A differenza degli idoli, Gesù vede, ode, odora, tocca e cammina. Il Vangelo ci ricorda numerose esperienze di guarigione in cui egli risana i sensi di persone malate. Gesù non teme il contatto con malattie e impurità: «Accarezza, abbraccia» (Mc 10,13-16), «solleva» (Mc 1,31), «prende per mano» (Mc 5,41), «impone le mani» (Lc 4,40), «tocca» i malati (Mc 1,41; 7,33). Contravvenendo ai precetti della legge mosaica, Gesù tocca e si fa toccare. Fin dalla nascita si consegna alle mani dell’uomo.
Il Messia atteso da Israele è un uomo che desta curiosità; il suo corpo è oggetto di cure e attenzioni, ma non solo: è anche «schiaffeggiato», «schiacciato», «condotto», «catturato», «baciato», ucciso e «deposto»[3].
Da risorto, il suo corpo si concede alla vista e al tatto dei discepoli: «Toccatemi e guardate; un fantasma non ha carne e ossa, come vedete che io ho» (Lc 24,39). La sua è una presenza tangibile. Gesù si fa toccare dalla sofferenza della gente. All’immutabilità delle divinità pagane egli contrappone la sua umanità, la sua emotività. La realtà «tocca» Gesù e chiede di essere da lui toccata, guarita, salvata. I sensi di Cristo guariscono la sensibilità atrofizzata dell’uomo, che guarda ma non vede, ode ma non ascolta, tocca ma non sente.

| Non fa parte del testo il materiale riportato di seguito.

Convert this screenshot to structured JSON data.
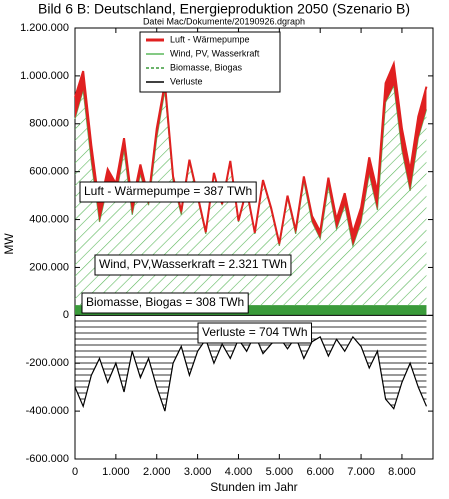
{
  "chart_data": {
    "type": "stacked_area",
    "title": "Bild 6 B: Deutschland, Energieproduktion 2050 (Szenario B)",
    "subtitle": "Datei Mac/Dokumente/20190926.dgraph",
    "x_label": "Stunden im Jahr",
    "y_label": "MW",
    "x": [
      0,
      200,
      400,
      600,
      800,
      1000,
      1200,
      1400,
      1600,
      1800,
      2000,
      2200,
      2400,
      2600,
      2800,
      3000,
      3200,
      3400,
      3600,
      3800,
      4000,
      4200,
      4400,
      4600,
      4800,
      5000,
      5200,
      5400,
      5600,
      5800,
      6000,
      6200,
      6400,
      6600,
      6800,
      7000,
      7200,
      7400,
      7600,
      7800,
      8000,
      8200,
      8400,
      8600
    ],
    "series": [
      {
        "name": "Biomasse, Biogas",
        "color": "#3a9a3a",
        "values": [
          40000,
          40000,
          40000,
          40000,
          40000,
          40000,
          40000,
          40000,
          40000,
          40000,
          40000,
          40000,
          40000,
          40000,
          40000,
          40000,
          40000,
          40000,
          40000,
          40000,
          40000,
          40000,
          40000,
          40000,
          40000,
          40000,
          40000,
          40000,
          40000,
          40000,
          40000,
          40000,
          40000,
          40000,
          40000,
          40000,
          40000,
          40000,
          40000,
          40000,
          40000,
          40000,
          40000,
          40000
        ]
      },
      {
        "name": "Wind, PV, Wasserkraft",
        "color": "#5cb85c",
        "values": [
          780000,
          900000,
          600000,
          350000,
          500000,
          450000,
          650000,
          380000,
          550000,
          420000,
          700000,
          900000,
          520000,
          380000,
          600000,
          450000,
          300000,
          550000,
          420000,
          600000,
          350000,
          480000,
          300000,
          520000,
          400000,
          250000,
          450000,
          300000,
          520000,
          350000,
          280000,
          500000,
          320000,
          420000,
          250000,
          350000,
          550000,
          400000,
          850000,
          920000,
          650000,
          480000,
          700000,
          820000
        ]
      },
      {
        "name": "Luft - Wärmepumpe",
        "color": "#e02020",
        "values": [
          90000,
          80000,
          70000,
          60000,
          70000,
          60000,
          50000,
          45000,
          40000,
          30000,
          40000,
          30000,
          20000,
          15000,
          10000,
          10000,
          8000,
          5000,
          5000,
          5000,
          5000,
          5000,
          5000,
          5000,
          8000,
          10000,
          10000,
          15000,
          20000,
          25000,
          30000,
          35000,
          40000,
          50000,
          55000,
          60000,
          70000,
          75000,
          80000,
          90000,
          90000,
          85000,
          90000,
          95000
        ]
      },
      {
        "name": "Verluste",
        "color": "#000000",
        "values": [
          -300000,
          -380000,
          -250000,
          -180000,
          -280000,
          -200000,
          -320000,
          -150000,
          -260000,
          -180000,
          -300000,
          -400000,
          -200000,
          -130000,
          -250000,
          -150000,
          -100000,
          -200000,
          -120000,
          -180000,
          -100000,
          -150000,
          -80000,
          -160000,
          -120000,
          -90000,
          -140000,
          -90000,
          -180000,
          -110000,
          -90000,
          -170000,
          -100000,
          -150000,
          -90000,
          -130000,
          -220000,
          -150000,
          -350000,
          -390000,
          -280000,
          -200000,
          -300000,
          -380000
        ]
      }
    ],
    "annotations": [
      "Luft - Wärmepumpe = 387 TWh",
      "Wind, PV,Wasserkraft = 2.321 TWh",
      "Biomasse, Biogas = 308 TWh",
      "Verluste = 704 TWh"
    ],
    "xlim": [
      0,
      8760
    ],
    "xticks": [
      0,
      {
        "value": 1000,
        "label": "1.000"
      },
      {
        "value": 2000,
        "label": "2.000"
      },
      {
        "value": 3000,
        "label": "3.000"
      },
      {
        "value": 4000,
        "label": "4.000"
      },
      {
        "value": 5000,
        "label": "5.000"
      },
      {
        "value": 6000,
        "label": "6.000"
      },
      {
        "value": 7000,
        "label": "7.000"
      },
      {
        "value": 8000,
        "label": "8.000"
      }
    ],
    "ylim": [
      -600000,
      1200000
    ],
    "yticks": [
      {
        "value": -600000,
        "label": "-600.000"
      },
      {
        "value": -400000,
        "label": "-400.000"
      },
      {
        "value": -200000,
        "label": "-200.000"
      },
      0,
      {
        "value": 200000,
        "label": "200.000"
      },
      {
        "value": 400000,
        "label": "400.000"
      },
      {
        "value": 600000,
        "label": "600.000"
      },
      {
        "value": 800000,
        "label": "800.000"
      },
      {
        "value": 1000000,
        "label": "1.000.000"
      },
      {
        "value": 1200000,
        "label": "1.200.000"
      }
    ],
    "grid": false
  }
}
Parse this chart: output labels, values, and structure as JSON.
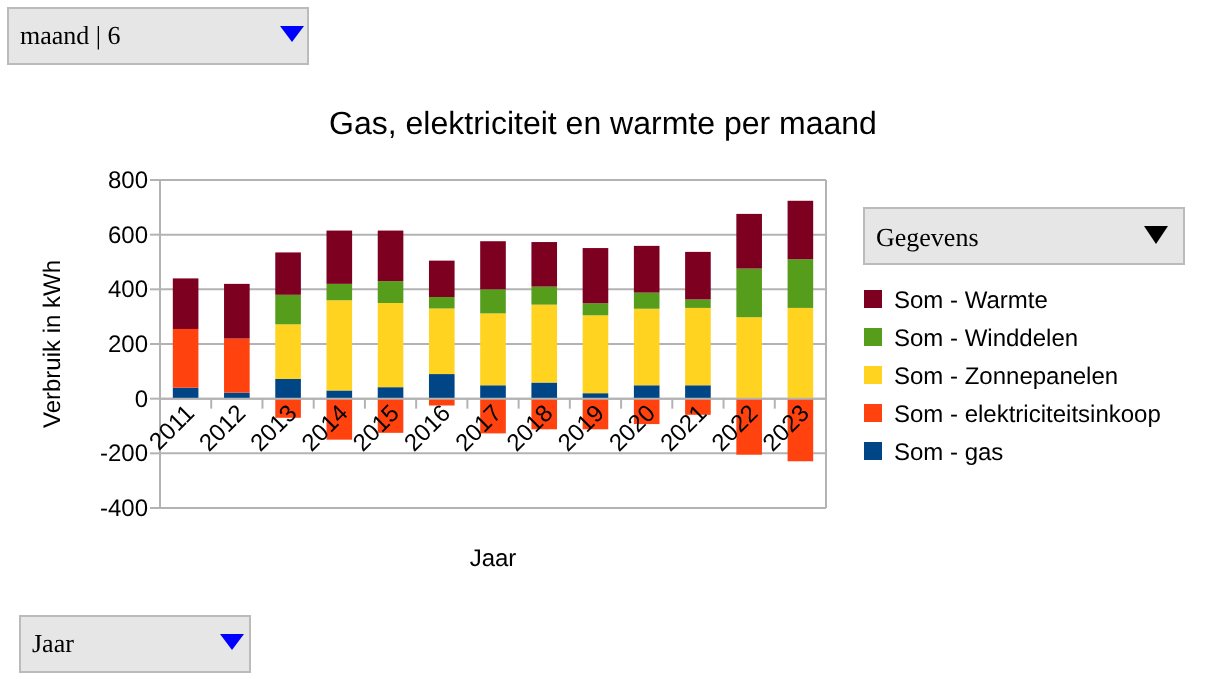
{
  "chart_data": {
    "type": "bar",
    "stacked": true,
    "title": "Gas, elektriciteit en warmte per maand",
    "xlabel": "Jaar",
    "ylabel": "Verbruik in kWh",
    "legend_title": "Gegevens",
    "legend": "right",
    "grid": "y",
    "categories": [
      "2011",
      "2012",
      "2013",
      "2014",
      "2015",
      "2016",
      "2017",
      "2018",
      "2019",
      "2020",
      "2021",
      "2022",
      "2023"
    ],
    "ylim": [
      -400,
      800
    ],
    "yticks": [
      -400,
      -200,
      0,
      200,
      400,
      600,
      800
    ],
    "series": [
      {
        "name": "Som - gas",
        "color": "#004586",
        "values": [
          40,
          22,
          72,
          30,
          42,
          90,
          49,
          59,
          20,
          49,
          49,
          0,
          0
        ]
      },
      {
        "name": "Som - elektriciteitsinkoop",
        "color": "#ff420e",
        "values": [
          215,
          198,
          -70,
          -150,
          -125,
          -25,
          -127,
          -112,
          -112,
          -93,
          -59,
          -205,
          -229
        ]
      },
      {
        "name": "Som - Zonnepanelen",
        "color": "#ffd320",
        "values": [
          0,
          0,
          200,
          330,
          308,
          240,
          263,
          285,
          285,
          280,
          283,
          298,
          332
        ]
      },
      {
        "name": "Som - Winddelen",
        "color": "#579d1c",
        "values": [
          0,
          0,
          108,
          60,
          80,
          42,
          88,
          66,
          44,
          59,
          31,
          178,
          178
        ]
      },
      {
        "name": "Som - Warmte",
        "color": "#7e0021",
        "values": [
          185,
          200,
          155,
          195,
          185,
          133,
          176,
          163,
          202,
          171,
          174,
          200,
          214
        ]
      }
    ],
    "annotations": [
      "maand | 6",
      "Jaar"
    ]
  }
}
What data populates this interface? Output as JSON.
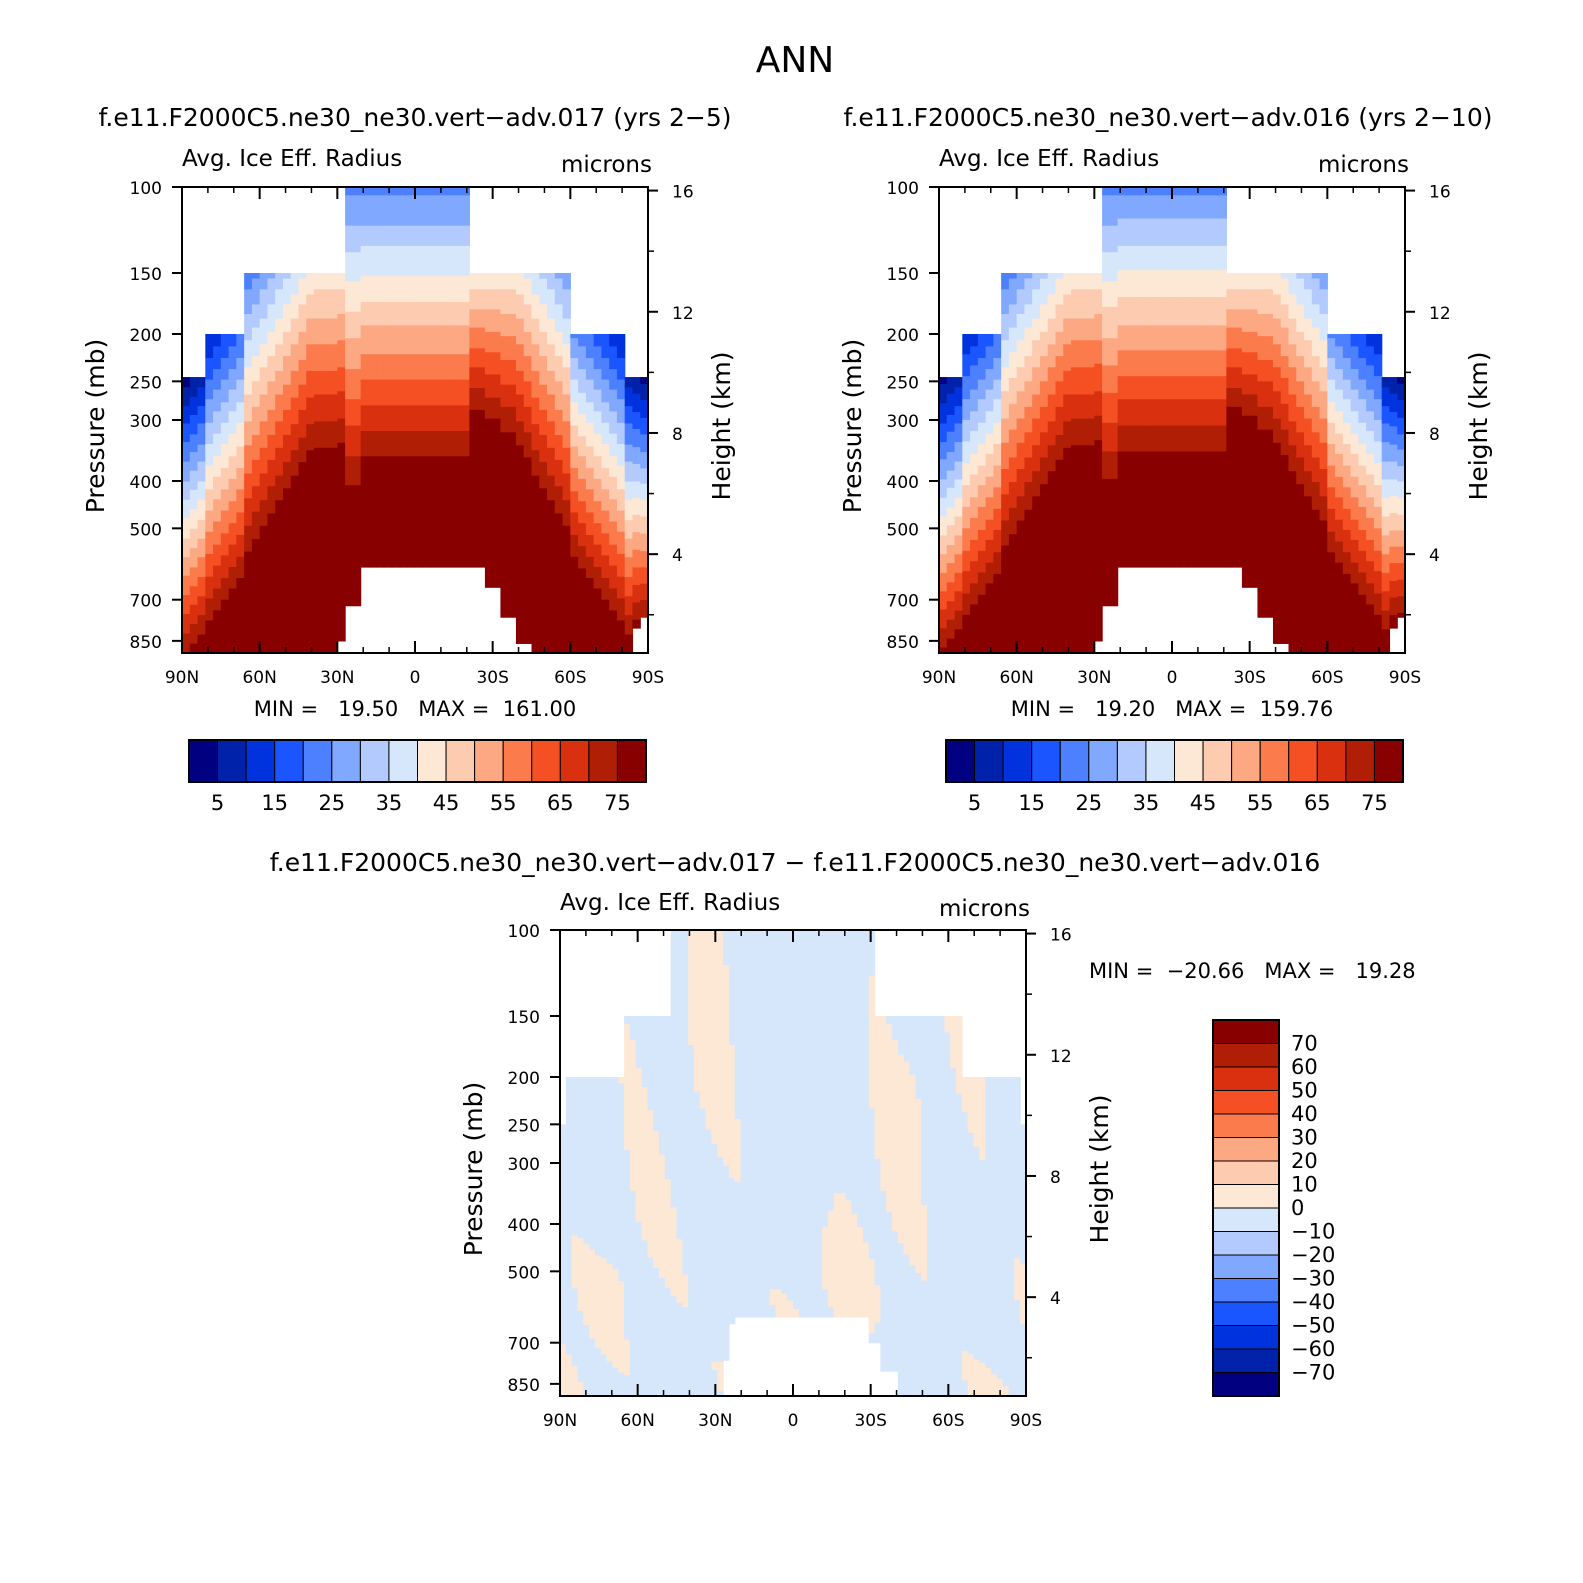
{
  "page_title": "ANN",
  "colors": {
    "abs_scale": [
      "#000080",
      "#0022aa",
      "#0033dd",
      "#1a55ff",
      "#4d80ff",
      "#80a8ff",
      "#b3caff",
      "#d6e7fb",
      "#fde8d6",
      "#fccbb0",
      "#fca882",
      "#fb7b4c",
      "#f55023",
      "#d93010",
      "#b01e06",
      "#880000"
    ],
    "diff_scale": [
      "#000080",
      "#0022aa",
      "#0033dd",
      "#1a55ff",
      "#4d80ff",
      "#80a8ff",
      "#b3caff",
      "#d6e7fb",
      "#fde8d6",
      "#fccbb0",
      "#fca882",
      "#fb7b4c",
      "#f55023",
      "#d93010",
      "#b01e06",
      "#880000"
    ]
  },
  "chart_data": [
    {
      "type": "heatmap",
      "title": "f.e11.F2000C5.ne30_ne30.vert−adv.017 (yrs 2−5)",
      "subtitle_left": "Avg. Ice Eff. Radius",
      "subtitle_right": "microns",
      "ylabel": "Pressure (mb)",
      "ylabel_right": "Height (km)",
      "x_ticks": [
        "90N",
        "60N",
        "30N",
        "0",
        "30S",
        "60S",
        "90S"
      ],
      "y_ticks": [
        "100",
        "150",
        "200",
        "250",
        "300",
        "400",
        "500",
        "700",
        "850"
      ],
      "y_ticks_right": [
        "16",
        "12",
        "8",
        "4"
      ],
      "stats": "MIN =   19.50   MAX =  161.00",
      "colorbar_labels": [
        "5",
        "15",
        "25",
        "35",
        "45",
        "55",
        "65",
        "75"
      ],
      "colorbar_levels": [
        0,
        5,
        10,
        15,
        20,
        25,
        30,
        35,
        40,
        45,
        50,
        55,
        60,
        65,
        70,
        75
      ],
      "min": 19.5,
      "max": 161.0
    },
    {
      "type": "heatmap",
      "title": "f.e11.F2000C5.ne30_ne30.vert−adv.016 (yrs 2−10)",
      "subtitle_left": "Avg. Ice Eff. Radius",
      "subtitle_right": "microns",
      "ylabel": "Pressure (mb)",
      "ylabel_right": "Height (km)",
      "x_ticks": [
        "90N",
        "60N",
        "30N",
        "0",
        "30S",
        "60S",
        "90S"
      ],
      "y_ticks": [
        "100",
        "150",
        "200",
        "250",
        "300",
        "400",
        "500",
        "700",
        "850"
      ],
      "y_ticks_right": [
        "16",
        "12",
        "8",
        "4"
      ],
      "stats": "MIN =   19.20   MAX =  159.76",
      "colorbar_labels": [
        "5",
        "15",
        "25",
        "35",
        "45",
        "55",
        "65",
        "75"
      ],
      "colorbar_levels": [
        0,
        5,
        10,
        15,
        20,
        25,
        30,
        35,
        40,
        45,
        50,
        55,
        60,
        65,
        70,
        75
      ],
      "min": 19.2,
      "max": 159.76
    },
    {
      "type": "heatmap",
      "title": "f.e11.F2000C5.ne30_ne30.vert−adv.017 − f.e11.F2000C5.ne30_ne30.vert−adv.016",
      "subtitle_left": "Avg. Ice Eff. Radius",
      "subtitle_right": "microns",
      "ylabel": "Pressure (mb)",
      "ylabel_right": "Height (km)",
      "x_ticks": [
        "90N",
        "60N",
        "30N",
        "0",
        "30S",
        "60S",
        "90S"
      ],
      "y_ticks": [
        "100",
        "150",
        "200",
        "250",
        "300",
        "400",
        "500",
        "700",
        "850"
      ],
      "y_ticks_right": [
        "16",
        "12",
        "8",
        "4"
      ],
      "stats": "MIN =  −20.66   MAX =   19.28",
      "colorbar_labels": [
        "70",
        "60",
        "50",
        "40",
        "30",
        "20",
        "10",
        "0",
        "−10",
        "−20",
        "−30",
        "−40",
        "−50",
        "−60",
        "−70"
      ],
      "colorbar_levels": [
        -70,
        -60,
        -50,
        -40,
        -30,
        -20,
        -10,
        0,
        10,
        20,
        30,
        40,
        50,
        60,
        70
      ],
      "min": -20.66,
      "max": 19.28
    }
  ]
}
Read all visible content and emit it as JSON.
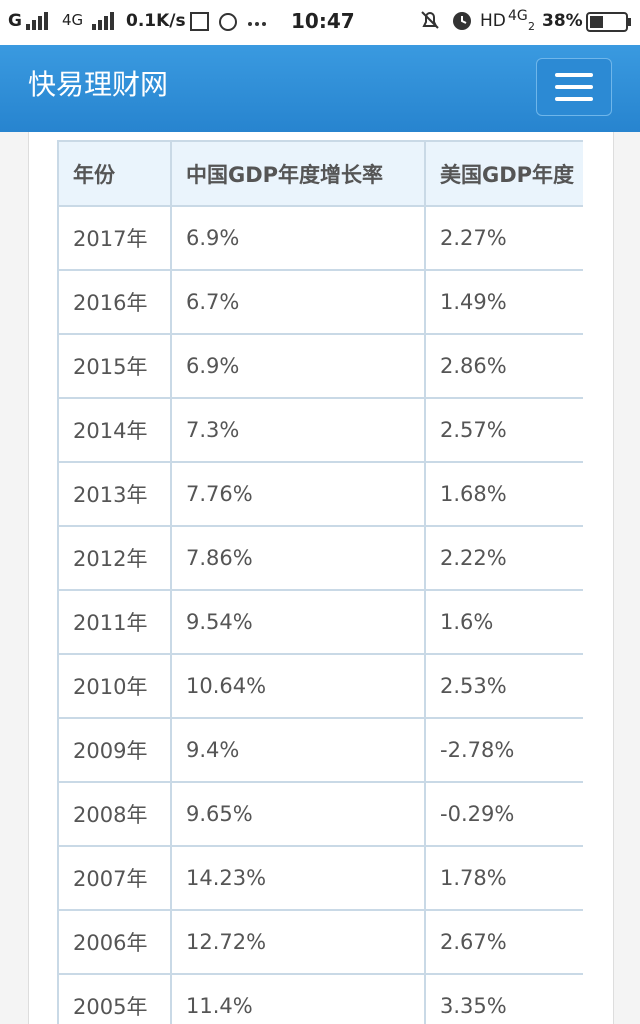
{
  "status_bar": {
    "carrier1": "G",
    "carrier2": "4G",
    "speed": "0.1K/s",
    "time": "10:47",
    "hd": "HD",
    "carrier3": "4G",
    "sim": "2",
    "battery": "38%"
  },
  "header": {
    "title": "快易理财网"
  },
  "table": {
    "columns": [
      "年份",
      "中国GDP年度增长率",
      "美国GDP年度"
    ],
    "rows": [
      [
        "2017年",
        "6.9%",
        "2.27%"
      ],
      [
        "2016年",
        "6.7%",
        "1.49%"
      ],
      [
        "2015年",
        "6.9%",
        "2.86%"
      ],
      [
        "2014年",
        "7.3%",
        "2.57%"
      ],
      [
        "2013年",
        "7.76%",
        "1.68%"
      ],
      [
        "2012年",
        "7.86%",
        "2.22%"
      ],
      [
        "2011年",
        "9.54%",
        "1.6%"
      ],
      [
        "2010年",
        "10.64%",
        "2.53%"
      ],
      [
        "2009年",
        "9.4%",
        "-2.78%"
      ],
      [
        "2008年",
        "9.65%",
        "-0.29%"
      ],
      [
        "2007年",
        "14.23%",
        "1.78%"
      ],
      [
        "2006年",
        "12.72%",
        "2.67%"
      ],
      [
        "2005年",
        "11.4%",
        "3.35%"
      ]
    ]
  }
}
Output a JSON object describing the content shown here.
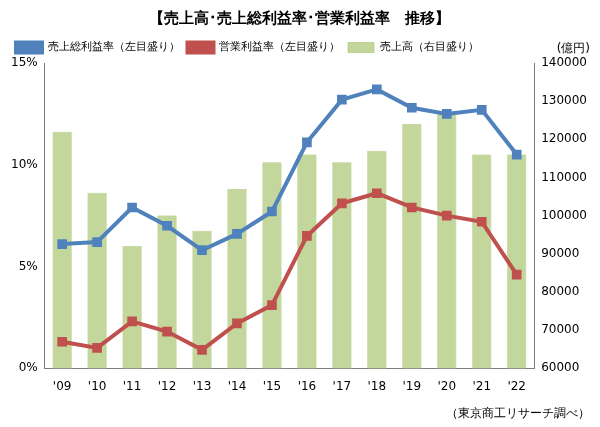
{
  "chart_data": {
    "type": "bar",
    "title": "【売上高･売上総利益率･営業利益率　推移】",
    "note": "（東京商工リサーチ調べ）",
    "y2_label": "(億円)",
    "categories": [
      "'09",
      "'10",
      "'11",
      "'12",
      "'13",
      "'14",
      "'15",
      "'16",
      "'17",
      "'18",
      "'19",
      "'20",
      "'21",
      "'22"
    ],
    "series": [
      {
        "name": "売上高（右目盛り）",
        "type": "bar",
        "axis": "y2",
        "color": "#c3d69b",
        "values": [
          122000,
          106000,
          92000,
          100000,
          96000,
          107000,
          114000,
          116000,
          114000,
          117000,
          124000,
          127000,
          116000,
          116000
        ]
      },
      {
        "name": "売上総利益率（左目盛り）",
        "type": "line",
        "color": "#4f81bd",
        "marker": "square",
        "line_style": "solid",
        "values": [
          6.1,
          6.2,
          7.9,
          7.0,
          5.8,
          6.6,
          7.7,
          11.1,
          13.2,
          13.7,
          12.8,
          12.5,
          12.7,
          10.5
        ]
      },
      {
        "name": "営業利益率（左目盛り）",
        "type": "line",
        "color": "#c0504d",
        "marker": "square",
        "line_style": "solid",
        "values": [
          1.3,
          1.0,
          2.3,
          1.8,
          0.9,
          2.2,
          3.1,
          6.5,
          8.1,
          8.6,
          7.9,
          7.5,
          7.2,
          4.6
        ]
      }
    ],
    "ylim": [
      0,
      15
    ],
    "yticks": [
      {
        "value": 0,
        "label": "0%"
      },
      {
        "value": 5,
        "label": "5%"
      },
      {
        "value": 10,
        "label": "10%"
      },
      {
        "value": 15,
        "label": "15%"
      }
    ],
    "y2lim": [
      60000,
      140000
    ],
    "y2ticks": [
      60000,
      70000,
      80000,
      90000,
      100000,
      110000,
      120000,
      130000,
      140000
    ],
    "grid": false,
    "legend": "upper left"
  }
}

L’arte sacra tenta di raffigurare i diversi «contatti» del Vangelo. Superando il velo della rappresentazione, le opere artistiche ci invitano a una relazione, a una partecipazione. L’arte tenta di raccontare la «carne» del mistero, aprendo spazi di comunione. L’immagine attiva i nostri sensi, li stimola alla conoscenza.
Tra le tante narrazioni «tattili», desideriamo fermarci su due scene raccontate dai Vangeli. Due tentativi dagli esiti opposti: il Noli me tangere e L’incredulità di Tommaso. Due gesti, due intenzioni: un contatto negato, un contatto esaudito.
Il contatto negato: «Noli me tangere»
La risposta di Gesù risorto a Maria Maddalena, tradotta con l’espressione latina Noli me tangere, lascia intuire il desiderio di un contatto rifiutato. Gesù intende indicare a Maria «che il cambiamento che si opera in lui in forza del suo passaggio al Padre comporta un nuovo tipo di relazione».
Emblematico è, in questo senso, il gesto con cui Gesù risorto si sottrae, mentre la mano di Maria Maddalena si protende verso di lui: gesto riprodotto in numerose opere pittoriche.
Il contatto esaudito e l’incredulità di Tommaso
Nei Vangeli troviamo diverse testimonianze in cui Gesù si lascia toccare: «Tutta la folla cercava di toccarlo, perché da lui usciva una forza che guariva tutti» (Lc 6,19).
L’episodio dell’emorroissa è un brano interamente sviluppato intorno al tema del tatto. Accanto al contatto della folla che si stringe a Gesù, c’è il «toccare» nella fede di una donna anonima.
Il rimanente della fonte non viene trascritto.